国際機関への拠出金は、自発的に資金を提供するものであり、拠出先の信託基金において支援した事業が終了したときは、我が国の拠出額に応じた残余金(以下「拠出残余金」という。)について、早期に返還を受けるなどして有効に活用する必要がある。
そこで、本院は、国際機関へ支出した拠出金について、合規性、有効性等の観点から、外務省が、信託基金の閉鎖に際して、拠出残余金に係る国際機関からの照会等を適切に処理しているか、長期に活動を停止している信託基金を適切に把握しているかなどに着眼して検査した。
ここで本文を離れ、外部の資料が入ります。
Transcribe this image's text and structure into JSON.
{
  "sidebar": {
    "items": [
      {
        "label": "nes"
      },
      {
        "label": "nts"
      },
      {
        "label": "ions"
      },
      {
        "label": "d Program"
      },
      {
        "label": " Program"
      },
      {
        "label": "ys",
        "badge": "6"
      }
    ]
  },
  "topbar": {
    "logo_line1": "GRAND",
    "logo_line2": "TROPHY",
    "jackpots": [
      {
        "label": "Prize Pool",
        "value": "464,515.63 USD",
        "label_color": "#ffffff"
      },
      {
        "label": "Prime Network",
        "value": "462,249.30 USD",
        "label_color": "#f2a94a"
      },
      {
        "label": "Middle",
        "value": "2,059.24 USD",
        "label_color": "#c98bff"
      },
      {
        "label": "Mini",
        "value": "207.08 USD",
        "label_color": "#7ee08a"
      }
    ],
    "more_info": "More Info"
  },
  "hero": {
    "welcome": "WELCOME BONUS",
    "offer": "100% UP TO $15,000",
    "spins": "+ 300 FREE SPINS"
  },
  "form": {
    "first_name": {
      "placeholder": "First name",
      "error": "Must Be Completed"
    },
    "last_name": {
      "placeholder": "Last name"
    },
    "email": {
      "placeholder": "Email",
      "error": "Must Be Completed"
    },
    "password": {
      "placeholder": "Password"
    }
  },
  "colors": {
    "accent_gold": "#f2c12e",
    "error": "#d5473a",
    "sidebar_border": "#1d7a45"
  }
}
検査に当たっては、国際機関から外務省に対して拠出残余金の返還等の照会があった信託基金及び国際機関の監査報告書、会計報告等において長期に活動が停止している又は長期に事業支出がないとされていた信託基金を対象として、外務本省において、国際機関から提出された事業実施報告書等の書類、信託基金の状況等について説明を聴取するなどして会計実地検査を行った。
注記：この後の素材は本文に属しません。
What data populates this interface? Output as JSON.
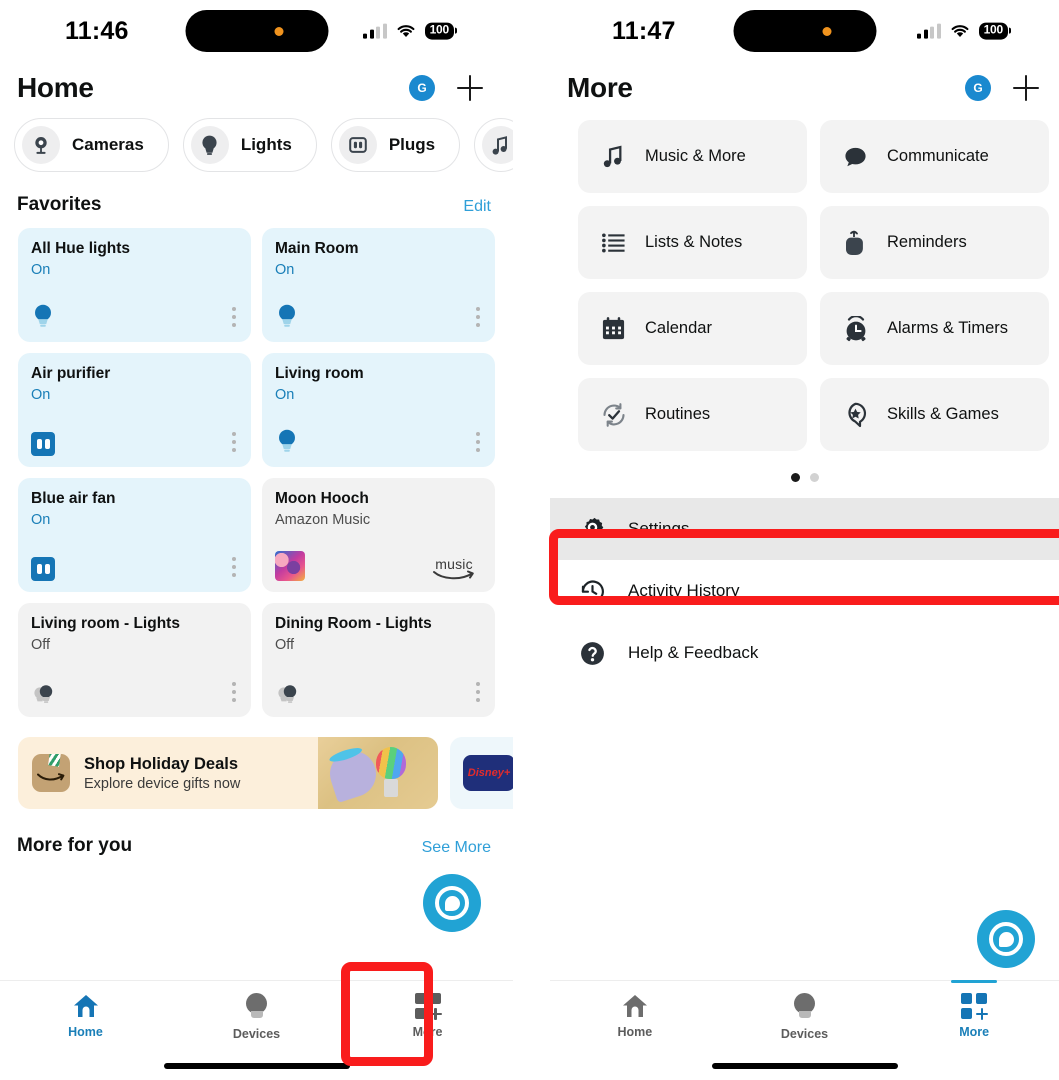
{
  "left_phone": {
    "status_bar": {
      "time": "11:46",
      "battery": "100",
      "wifi_icon": "wifi-icon",
      "signal_icon": "cellular-signal-icon"
    },
    "header": {
      "title": "Home",
      "avatar_initial": "G",
      "add_icon": "plus-icon"
    },
    "chips": [
      {
        "label": "Cameras",
        "icon": "camera-icon"
      },
      {
        "label": "Lights",
        "icon": "lightbulb-icon"
      },
      {
        "label": "Plugs",
        "icon": "plug-icon"
      },
      {
        "label": "",
        "icon": "music-note-icon"
      }
    ],
    "favorites_section": {
      "title": "Favorites",
      "edit_label": "Edit"
    },
    "favorites": [
      {
        "name": "All Hue lights",
        "state": "On",
        "status": "on",
        "icon": "lightbulb-icon"
      },
      {
        "name": "Main Room",
        "state": "On",
        "status": "on",
        "icon": "lightbulb-icon"
      },
      {
        "name": "Air purifier",
        "state": "On",
        "status": "on",
        "icon": "plug-icon"
      },
      {
        "name": "Living room",
        "state": "On",
        "status": "on",
        "icon": "lightbulb-icon"
      },
      {
        "name": "Blue air fan",
        "state": "On",
        "status": "on",
        "icon": "plug-icon"
      },
      {
        "name": "Moon Hooch",
        "state": "Amazon Music",
        "status": "media",
        "icon": "album-art",
        "provider": "music"
      },
      {
        "name": "Living room - Lights",
        "state": "Off",
        "status": "off",
        "icon": "lightbulb-icon"
      },
      {
        "name": "Dining Room - Lights",
        "state": "Off",
        "status": "off",
        "icon": "lightbulb-icon"
      }
    ],
    "promo": {
      "title": "Shop Holiday Deals",
      "subtitle": "Explore device gifts now",
      "icon": "amazon-box-icon",
      "second_card_label": "Disney+"
    },
    "more_for_you": {
      "title": "More for you",
      "link": "See More"
    },
    "assistant_fab": "alexa-button",
    "tabs": [
      {
        "label": "Home",
        "icon": "home-icon",
        "active": true
      },
      {
        "label": "Devices",
        "icon": "lightbulb-icon",
        "active": false
      },
      {
        "label": "More",
        "icon": "grid-plus-icon",
        "active": false
      }
    ]
  },
  "right_phone": {
    "status_bar": {
      "time": "11:47",
      "battery": "100",
      "wifi_icon": "wifi-icon",
      "signal_icon": "cellular-signal-icon"
    },
    "header": {
      "title": "More",
      "avatar_initial": "G",
      "add_icon": "plus-icon"
    },
    "tiles": [
      {
        "label": "Music & More",
        "icon": "music-note-icon"
      },
      {
        "label": "Communicate",
        "icon": "speech-bubble-icon"
      },
      {
        "label": "Lists & Notes",
        "icon": "list-icon"
      },
      {
        "label": "Reminders",
        "icon": "finger-string-icon"
      },
      {
        "label": "Calendar",
        "icon": "calendar-icon"
      },
      {
        "label": "Alarms & Timers",
        "icon": "alarm-clock-icon"
      },
      {
        "label": "Routines",
        "icon": "routines-check-icon"
      },
      {
        "label": "Skills & Games",
        "icon": "skills-star-icon"
      }
    ],
    "pager": {
      "pages": 2,
      "active": 0
    },
    "menu_rows": [
      {
        "label": "Settings",
        "icon": "gear-icon",
        "selected": true
      },
      {
        "label": "Activity History",
        "icon": "history-clock-icon",
        "selected": false
      },
      {
        "label": "Help & Feedback",
        "icon": "question-mark-icon",
        "selected": false
      }
    ],
    "assistant_fab": "alexa-button",
    "tabs": [
      {
        "label": "Home",
        "icon": "home-icon",
        "active": false
      },
      {
        "label": "Devices",
        "icon": "lightbulb-icon",
        "active": false
      },
      {
        "label": "More",
        "icon": "grid-plus-icon",
        "active": true
      }
    ]
  },
  "annotations": {
    "highlight_color": "#f91c1c",
    "boxes": [
      {
        "name": "more-tab-highlight",
        "target": "left_phone.tabs.2"
      },
      {
        "name": "settings-row-highlight",
        "target": "right_phone.menu_rows.0"
      }
    ]
  },
  "colors": {
    "accent_blue": "#1a7fb8",
    "alexa_cyan": "#21a3d4",
    "card_on_bg": "#e4f4fb",
    "card_off_bg": "#f2f2f2",
    "tile_bg": "#f3f3f3",
    "promo_bg": "#fcefdb"
  }
}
検査したところ、国連から信託基金閉鎖の照会文書等が来ており、外務省において既に信託基金の閉鎖を承知していたのに、長期にわたり回答しないままにしていたものが4信託基金あった。また、信託基金が長期に活動を停止するなどしていたのに、同省においてその実態を把握していなかったものが6信託基金あった。
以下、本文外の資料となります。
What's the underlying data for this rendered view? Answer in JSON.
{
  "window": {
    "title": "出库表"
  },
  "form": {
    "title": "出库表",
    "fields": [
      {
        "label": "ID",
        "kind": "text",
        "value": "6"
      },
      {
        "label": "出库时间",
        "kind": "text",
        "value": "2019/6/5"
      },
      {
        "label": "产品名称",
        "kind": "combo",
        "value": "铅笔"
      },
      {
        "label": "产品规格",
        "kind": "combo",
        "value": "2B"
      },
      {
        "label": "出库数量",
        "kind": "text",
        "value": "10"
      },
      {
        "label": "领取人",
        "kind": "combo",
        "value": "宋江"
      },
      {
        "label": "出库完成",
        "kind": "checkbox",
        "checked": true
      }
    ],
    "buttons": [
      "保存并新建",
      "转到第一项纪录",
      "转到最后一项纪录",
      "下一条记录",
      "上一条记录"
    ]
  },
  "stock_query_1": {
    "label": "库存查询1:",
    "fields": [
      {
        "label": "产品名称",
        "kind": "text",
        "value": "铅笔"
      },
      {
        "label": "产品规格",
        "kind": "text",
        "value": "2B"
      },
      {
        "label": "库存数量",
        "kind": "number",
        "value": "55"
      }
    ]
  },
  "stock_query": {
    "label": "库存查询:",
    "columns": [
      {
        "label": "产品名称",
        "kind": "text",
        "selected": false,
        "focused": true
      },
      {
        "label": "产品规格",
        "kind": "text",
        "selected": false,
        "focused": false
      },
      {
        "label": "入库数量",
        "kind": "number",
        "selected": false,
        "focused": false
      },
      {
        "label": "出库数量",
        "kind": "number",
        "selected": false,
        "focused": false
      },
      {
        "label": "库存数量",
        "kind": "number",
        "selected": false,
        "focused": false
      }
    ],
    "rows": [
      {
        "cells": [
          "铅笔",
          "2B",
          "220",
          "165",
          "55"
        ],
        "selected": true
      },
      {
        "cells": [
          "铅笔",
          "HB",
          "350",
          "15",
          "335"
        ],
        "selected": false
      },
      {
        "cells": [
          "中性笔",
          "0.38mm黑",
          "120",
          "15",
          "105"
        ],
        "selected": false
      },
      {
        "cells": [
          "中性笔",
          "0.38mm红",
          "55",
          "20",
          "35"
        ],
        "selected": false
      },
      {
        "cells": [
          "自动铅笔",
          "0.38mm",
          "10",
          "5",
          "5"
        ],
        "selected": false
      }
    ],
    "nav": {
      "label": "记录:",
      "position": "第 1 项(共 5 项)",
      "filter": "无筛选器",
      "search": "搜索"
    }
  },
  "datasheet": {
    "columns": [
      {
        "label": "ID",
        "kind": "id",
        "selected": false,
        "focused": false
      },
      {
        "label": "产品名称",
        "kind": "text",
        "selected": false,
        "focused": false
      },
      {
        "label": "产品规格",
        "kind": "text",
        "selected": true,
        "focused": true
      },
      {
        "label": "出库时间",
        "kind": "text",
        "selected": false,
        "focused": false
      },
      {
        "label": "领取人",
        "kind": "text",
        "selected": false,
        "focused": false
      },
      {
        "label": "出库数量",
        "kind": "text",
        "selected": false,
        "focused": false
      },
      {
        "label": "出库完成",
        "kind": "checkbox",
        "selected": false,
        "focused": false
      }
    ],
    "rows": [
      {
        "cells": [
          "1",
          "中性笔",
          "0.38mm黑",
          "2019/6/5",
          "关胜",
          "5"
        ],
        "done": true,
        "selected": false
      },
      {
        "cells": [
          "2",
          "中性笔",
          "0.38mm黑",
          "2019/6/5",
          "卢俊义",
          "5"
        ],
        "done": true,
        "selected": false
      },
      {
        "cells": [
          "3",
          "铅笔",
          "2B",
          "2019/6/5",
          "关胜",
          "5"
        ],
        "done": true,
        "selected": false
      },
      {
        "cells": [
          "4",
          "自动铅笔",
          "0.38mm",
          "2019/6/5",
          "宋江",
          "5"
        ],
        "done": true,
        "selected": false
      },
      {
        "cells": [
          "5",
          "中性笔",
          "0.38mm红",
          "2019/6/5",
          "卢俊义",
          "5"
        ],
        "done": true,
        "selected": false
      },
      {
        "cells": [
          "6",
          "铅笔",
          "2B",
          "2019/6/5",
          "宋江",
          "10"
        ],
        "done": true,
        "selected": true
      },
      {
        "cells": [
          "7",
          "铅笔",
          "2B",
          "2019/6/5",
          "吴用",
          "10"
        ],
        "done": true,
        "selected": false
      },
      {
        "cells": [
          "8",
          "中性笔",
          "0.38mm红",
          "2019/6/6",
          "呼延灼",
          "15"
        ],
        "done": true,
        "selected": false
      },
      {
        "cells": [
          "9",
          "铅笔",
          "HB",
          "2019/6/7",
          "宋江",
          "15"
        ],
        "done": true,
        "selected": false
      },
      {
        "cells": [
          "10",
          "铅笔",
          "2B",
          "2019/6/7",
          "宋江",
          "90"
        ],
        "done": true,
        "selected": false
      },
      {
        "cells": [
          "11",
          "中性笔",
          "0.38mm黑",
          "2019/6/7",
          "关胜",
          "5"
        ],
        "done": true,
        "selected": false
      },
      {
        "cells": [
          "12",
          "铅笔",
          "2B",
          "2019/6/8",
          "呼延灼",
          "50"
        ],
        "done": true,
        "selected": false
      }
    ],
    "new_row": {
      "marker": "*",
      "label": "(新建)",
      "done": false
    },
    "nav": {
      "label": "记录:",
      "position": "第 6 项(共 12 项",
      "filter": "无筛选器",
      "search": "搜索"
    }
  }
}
これら10信託基金のうち、国連において既に拠出残余金額が確定している8信託基金に対する我が国の拠出残余金額は、平成20年8月末現在で計3,517,812米ドル(邦貨換算額3億9751万余円)となっていた(表1
参照)。
表1 | 閉鎖の状態にある信託基金における我が国の拠出残余金等 | (単位:千米ドル) |
信託基金名 | 拠出年 | 拠出額 | 拠出目的 | 確定している我が国の拠出残余金額 |
〔1〕 ボスニア・ヘルツェゴビナ警察支援プログラム信託基金 | 平成8年 9年 |
1,700 550 |
警察への支援及び訓練 | 303 |
〔2〕 東ティモール暫定行政機構信託基金 | 11年 | 9,312 | 公共的機関及び公共サービスの復旧 | 1,865 |
〔3〕 国際支援検証委員会活動のための信託基金 | 2年 | 1,000 | ニカラグア反革命武装勢力の自発的な帰還及び定住の促進 | 8 |
〔4〕 サラエボの基本的公共サービス復旧のための信託基金 | 6年 | 1,020 | サラエボの復旧及び基本的公共サービスの提供 | 111 |
〔5〕 反アパルトヘイト広報信託基金 | 2−3年 4−5年 |
10 20 |
反アパルトヘイトセンターに対する支援 | 国連が算定中 |
〔6〕 東ティモールの平和的解決のための信託基金 | 11年 | 10,110 | 同地域の自治に関する直接投票実施等の国連監視団の支援 | 国連が算定中 |
〔7〕 緊急人道支援の啓発信託基金 | 9年 | 256 | 緊急人道支援活動に対する啓発及び支援 | 59 |
〔8〕 カンボジア信託基金 | 4−5年 | 5,765 | カンボジア人道支援計画に対する支援 | 565 |
〔9〕 複合緊急事態における人道的挑戦信託基金(神戸ワークショップ) | 14年 | 273 | 紛争下の文民保護をテーマとするワークショップ開催経費支援 | 106 |
〔10〕 中東湾岸危機信託基金 | 3年 | 100,000 | イラクの難民問題に対する緊急支援 | 496 |
計 | 130,017 (16,507,048千円) |
− | ||
上記のうち拠出残余金額が確定している分 | 119,877 (15,289,908千円) |
3,517 (397,512千円) (20年8月末現在) |
そして、上記の10信託基金について、次のような事態が見受けられた。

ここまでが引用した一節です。